Did he intend to divorce his wife, Miriam? Did he intend to “regularise” his situation with Celia? No, he eventually said, in relation to the divorce question, and on Celia: “It is not a possibility... it stays as it is.”
When the interview was over, Bertie knew he had said too much and was most anxious that I did not report the complications of his private life.
As a quid pro quo, he offered more details on his government’s intentions around the ombudsman’s yet-to-be-officially published report — on-the-hoof details, so desperate was he that I not publish his comments on Celia.
A few hours later I received an unexpected telephone call from the then health minister, Micheál Martin, who offered further interesting comments: in effect, that the ombudsman’s report — our exclusive — raised fundamental questions about the entire public administration of the country.
That Sunday, we published two articles above the fold on the front page.
'Sunday Independent' front page, December 31, 2000
The smaller was headlined: “Civil service is out of control, minister warns.” It was a follow-up to the nursing homes report the week before, with both the Taoiseach and the health minister expressing “shock”.

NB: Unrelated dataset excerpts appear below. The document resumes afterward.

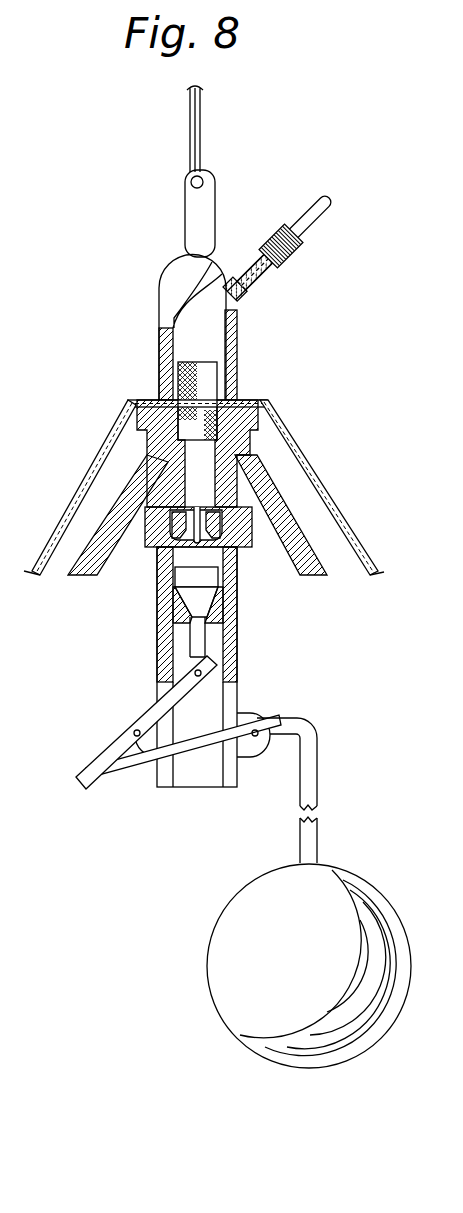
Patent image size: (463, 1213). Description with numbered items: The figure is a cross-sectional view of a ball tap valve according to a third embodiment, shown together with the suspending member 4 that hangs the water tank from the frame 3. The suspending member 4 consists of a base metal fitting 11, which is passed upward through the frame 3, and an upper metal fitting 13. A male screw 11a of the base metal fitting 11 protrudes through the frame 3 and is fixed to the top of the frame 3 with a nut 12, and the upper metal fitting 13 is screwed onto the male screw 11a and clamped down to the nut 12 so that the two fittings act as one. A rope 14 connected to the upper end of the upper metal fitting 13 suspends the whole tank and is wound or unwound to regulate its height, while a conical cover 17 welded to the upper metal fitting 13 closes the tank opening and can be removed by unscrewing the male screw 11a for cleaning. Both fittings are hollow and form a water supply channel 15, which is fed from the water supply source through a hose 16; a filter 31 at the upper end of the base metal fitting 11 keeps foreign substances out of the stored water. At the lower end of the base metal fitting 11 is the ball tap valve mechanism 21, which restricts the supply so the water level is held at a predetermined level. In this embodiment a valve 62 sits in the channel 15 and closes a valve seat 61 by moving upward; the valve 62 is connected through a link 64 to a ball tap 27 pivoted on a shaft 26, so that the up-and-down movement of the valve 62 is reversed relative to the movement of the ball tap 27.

The rope 14 is at (188, 118).
The hose 16 is at (317, 227).
The filter 31 is at (197, 362).
The suspending member 4 is at (150, 332).
The water supply channel 15 is at (212, 347).
The upper metal fitting 13 is at (238, 370).
The male screw 11a is at (130, 403).
The nut 12 is at (252, 447).
The base metal fitting 11 is at (147, 487).
The frame 3 is at (287, 507).
The conical cover 17 is at (352, 537).
The valve seat 61 is at (180, 550).
The valve 62 is at (222, 588).
The ball tap valve mechanism 21 is at (250, 645).
The link 64 is at (113, 750).
The shaft 26 is at (265, 745).
The ball tap 27 is at (218, 970).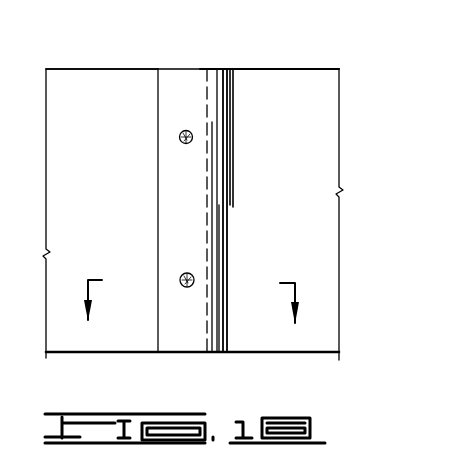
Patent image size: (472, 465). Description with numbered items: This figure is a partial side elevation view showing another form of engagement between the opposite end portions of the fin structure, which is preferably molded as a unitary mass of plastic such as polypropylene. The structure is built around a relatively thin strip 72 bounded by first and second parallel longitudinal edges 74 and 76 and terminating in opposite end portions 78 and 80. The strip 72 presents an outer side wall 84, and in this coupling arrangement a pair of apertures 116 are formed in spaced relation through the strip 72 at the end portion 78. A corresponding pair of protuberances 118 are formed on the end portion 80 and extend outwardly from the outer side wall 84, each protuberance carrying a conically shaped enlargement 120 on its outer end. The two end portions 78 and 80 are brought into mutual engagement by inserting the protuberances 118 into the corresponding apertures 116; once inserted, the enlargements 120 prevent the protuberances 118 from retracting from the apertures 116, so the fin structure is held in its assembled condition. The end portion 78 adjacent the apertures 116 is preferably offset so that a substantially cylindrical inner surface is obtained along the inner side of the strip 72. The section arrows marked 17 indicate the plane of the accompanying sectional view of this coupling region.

The strip 72 is at (320, 88).
The first longitudinal edge 74 is at (241, 352).
The second longitudinal edge 76 is at (314, 70).
The end portion 78 is at (237, 90).
The end portion 80 is at (145, 75).
The outer side wall 84 is at (63, 82).
The apertures 116 is at (178, 135).
The protuberances 118 is at (182, 131).
The conically shaped enlargement 120 is at (181, 141).
The section line 17- 17 is at (193, 302).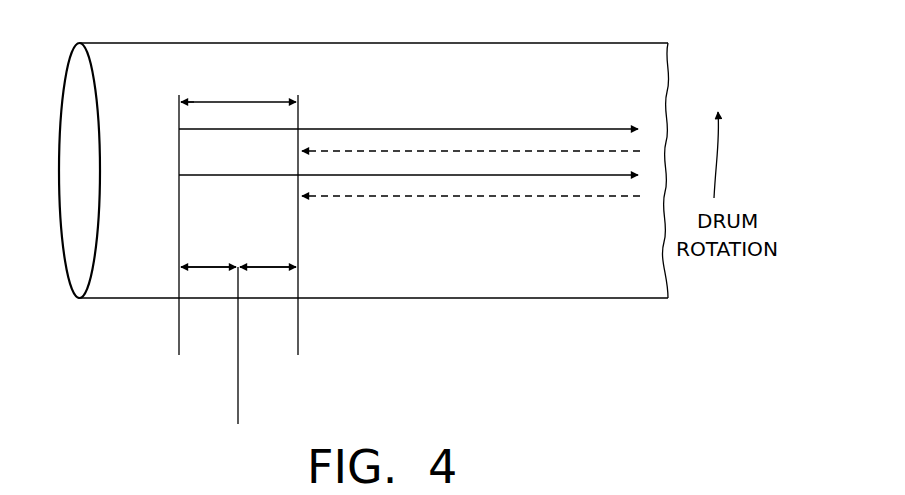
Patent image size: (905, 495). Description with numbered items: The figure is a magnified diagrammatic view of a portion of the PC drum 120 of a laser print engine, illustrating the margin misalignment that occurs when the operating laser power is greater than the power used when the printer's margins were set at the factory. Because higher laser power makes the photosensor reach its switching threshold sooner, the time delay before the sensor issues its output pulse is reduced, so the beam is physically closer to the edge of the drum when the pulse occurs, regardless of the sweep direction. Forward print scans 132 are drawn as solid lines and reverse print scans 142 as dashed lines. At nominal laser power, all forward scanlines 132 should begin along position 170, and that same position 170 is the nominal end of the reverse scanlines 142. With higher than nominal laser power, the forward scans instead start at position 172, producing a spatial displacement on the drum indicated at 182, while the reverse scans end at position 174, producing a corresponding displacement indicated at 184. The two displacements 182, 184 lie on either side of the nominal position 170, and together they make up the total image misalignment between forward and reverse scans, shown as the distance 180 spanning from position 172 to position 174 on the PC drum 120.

The PC drum 120 is at (77, 80).
The forward print scans 132 is at (448, 175).
The reverse print scans 142 is at (590, 152).
The nominal scan position 170 is at (238, 410).
The start position of forward scans at higher laser power 172 is at (178, 332).
The end position of reverse scans at higher laser power 174 is at (298, 338).
The total image misalignment distance 180 is at (225, 101).
The forward scan spatial displacement 182 is at (205, 265).
The reverse scan spatial displacement 184 is at (268, 266).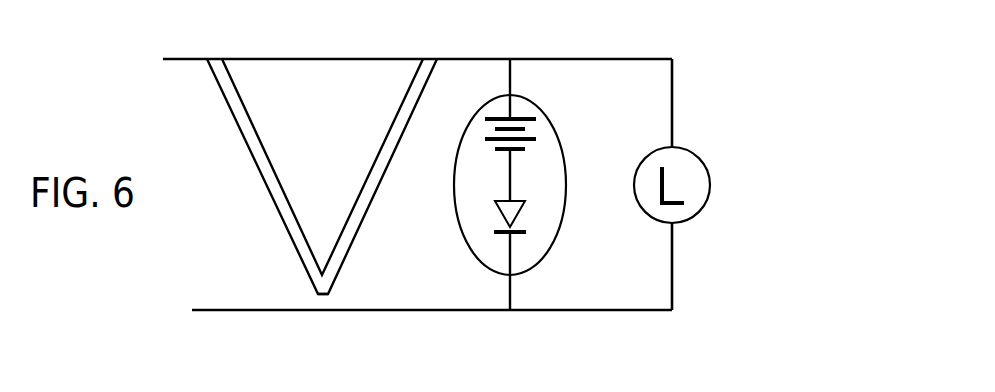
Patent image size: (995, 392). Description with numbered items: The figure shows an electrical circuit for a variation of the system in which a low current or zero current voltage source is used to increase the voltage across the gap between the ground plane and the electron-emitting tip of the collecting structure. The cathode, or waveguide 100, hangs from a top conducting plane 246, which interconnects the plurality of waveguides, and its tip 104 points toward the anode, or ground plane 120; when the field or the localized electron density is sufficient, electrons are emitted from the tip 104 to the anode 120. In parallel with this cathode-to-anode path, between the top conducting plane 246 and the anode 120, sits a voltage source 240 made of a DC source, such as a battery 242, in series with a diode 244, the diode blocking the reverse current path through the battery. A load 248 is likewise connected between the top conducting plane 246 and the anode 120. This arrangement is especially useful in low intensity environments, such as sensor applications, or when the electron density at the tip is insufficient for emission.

The cathode (waveguide) 100 is at (416, 76).
The tip 104 is at (322, 294).
The anode (ground plane) 120 is at (267, 310).
The voltage source 240 is at (547, 117).
The DC source (battery) 242 is at (532, 140).
The diode 244 is at (512, 211).
The top conducting plane 246 is at (547, 59).
The load 248 is at (690, 148).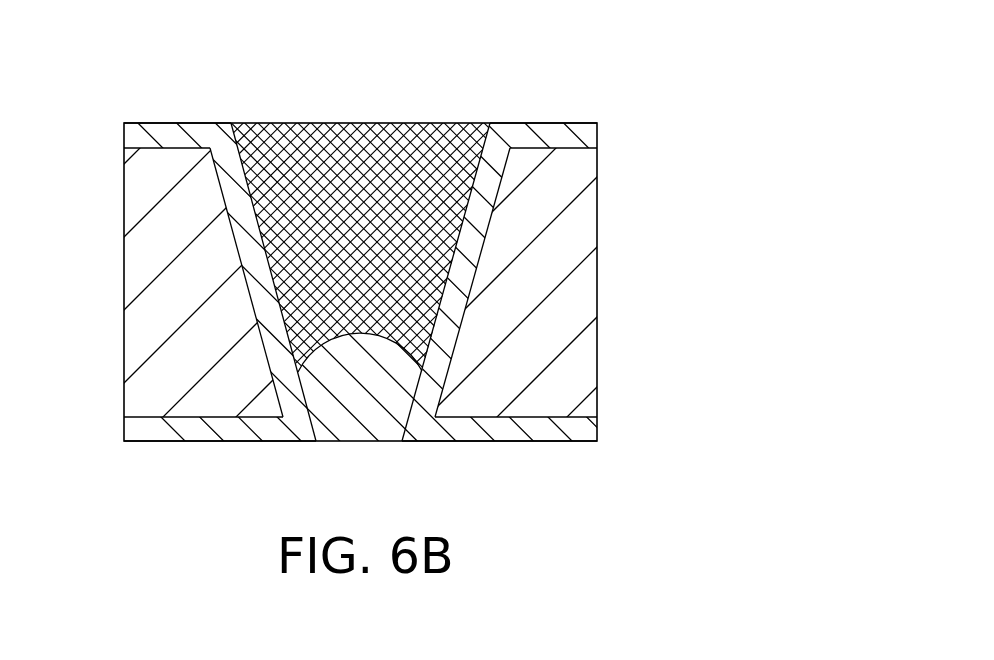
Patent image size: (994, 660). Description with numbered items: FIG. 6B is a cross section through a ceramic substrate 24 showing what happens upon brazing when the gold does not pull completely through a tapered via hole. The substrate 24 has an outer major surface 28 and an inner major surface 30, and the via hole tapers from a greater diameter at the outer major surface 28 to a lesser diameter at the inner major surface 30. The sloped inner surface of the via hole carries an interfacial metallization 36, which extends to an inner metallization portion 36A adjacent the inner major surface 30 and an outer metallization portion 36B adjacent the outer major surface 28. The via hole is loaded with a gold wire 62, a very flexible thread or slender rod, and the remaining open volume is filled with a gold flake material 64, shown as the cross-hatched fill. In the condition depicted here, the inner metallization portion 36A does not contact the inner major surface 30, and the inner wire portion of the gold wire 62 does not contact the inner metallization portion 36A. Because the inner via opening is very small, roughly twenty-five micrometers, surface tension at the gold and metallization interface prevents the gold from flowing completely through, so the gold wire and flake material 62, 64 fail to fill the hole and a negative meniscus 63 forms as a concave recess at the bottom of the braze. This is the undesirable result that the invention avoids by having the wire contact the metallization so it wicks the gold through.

The ceramic substrate 24 is at (580, 290).
The outer major surface 28 is at (552, 146).
The inner major surface 30 is at (514, 418).
The interfacial metallization 36 is at (464, 281).
The inner metallization portion 36A is at (198, 430).
The outer metallization portion 36B is at (170, 137).
The gold wire 62 is at (410, 251).
The gold flake material 64 is at (369, 138).
The negative meniscus 63 is at (352, 337).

I could tell myself that by taking the story into the heart of government, with quotes from the two most senior politicians concerned, I set in train the events that led to medical-card nursing home residents being reimbursed to the tune of €485m.

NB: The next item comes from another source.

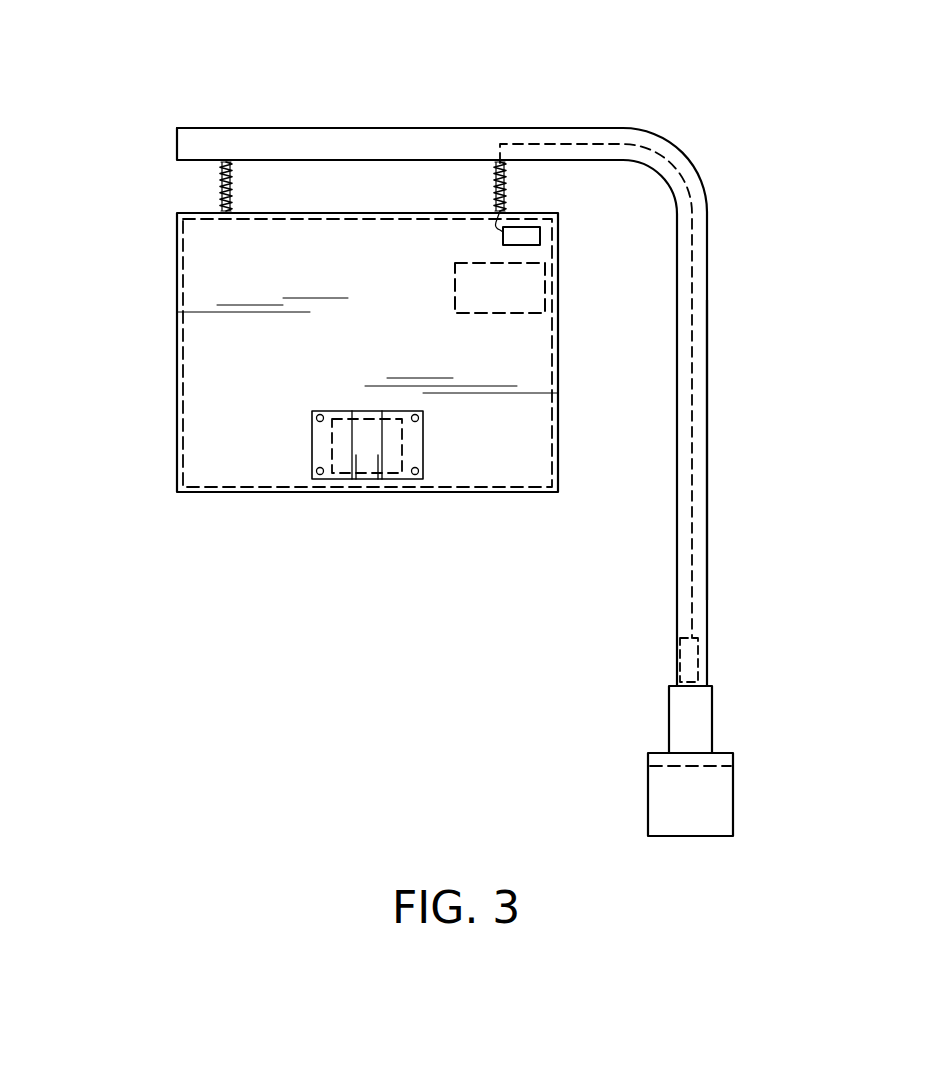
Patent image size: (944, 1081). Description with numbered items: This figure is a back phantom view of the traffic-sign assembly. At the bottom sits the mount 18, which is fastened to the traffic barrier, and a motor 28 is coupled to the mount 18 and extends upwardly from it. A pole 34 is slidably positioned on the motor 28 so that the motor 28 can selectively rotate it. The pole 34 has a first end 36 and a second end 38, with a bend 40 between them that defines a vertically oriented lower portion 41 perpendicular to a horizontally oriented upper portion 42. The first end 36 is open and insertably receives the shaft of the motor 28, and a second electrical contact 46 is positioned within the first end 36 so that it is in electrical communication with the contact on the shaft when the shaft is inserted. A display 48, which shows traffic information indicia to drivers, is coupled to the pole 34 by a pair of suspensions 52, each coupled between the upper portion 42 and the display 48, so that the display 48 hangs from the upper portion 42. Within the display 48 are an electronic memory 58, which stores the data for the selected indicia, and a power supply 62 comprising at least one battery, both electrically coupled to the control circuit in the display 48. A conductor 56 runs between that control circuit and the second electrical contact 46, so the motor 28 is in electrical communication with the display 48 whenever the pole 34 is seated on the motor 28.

That’s what I would tell my daughter, anyway. Yeah, your auld fella’s fearless campaigning journalism secured half-a-billion for the wrongfully swindled elderly.
But the fact is, the story was going to come out anyway, and the refund was always likely to happen, particularly at a time of Celtic Tiger largesse.
And the other story — the splash on the front page that weekend? “Celia and I: ‘It will not happen’, says Ahern,” also detailed how Celia Larkin took the criticism of her public role “fairly hard”.
Not long afterwards, what was a true-love relationship between Bertie Ahern and Celia Larkin came to an end. And there he was the other day, ambling along a street in Fairview on his own.
So, what should I tell my daughter about her father, who was the campaigning journalist of the year?
That he may have helped secure half-a-billion of a refund for swindled nursing home pensioners, or that he asked grubby questions about a relationship that ended with a lovely woman’s heart being broken?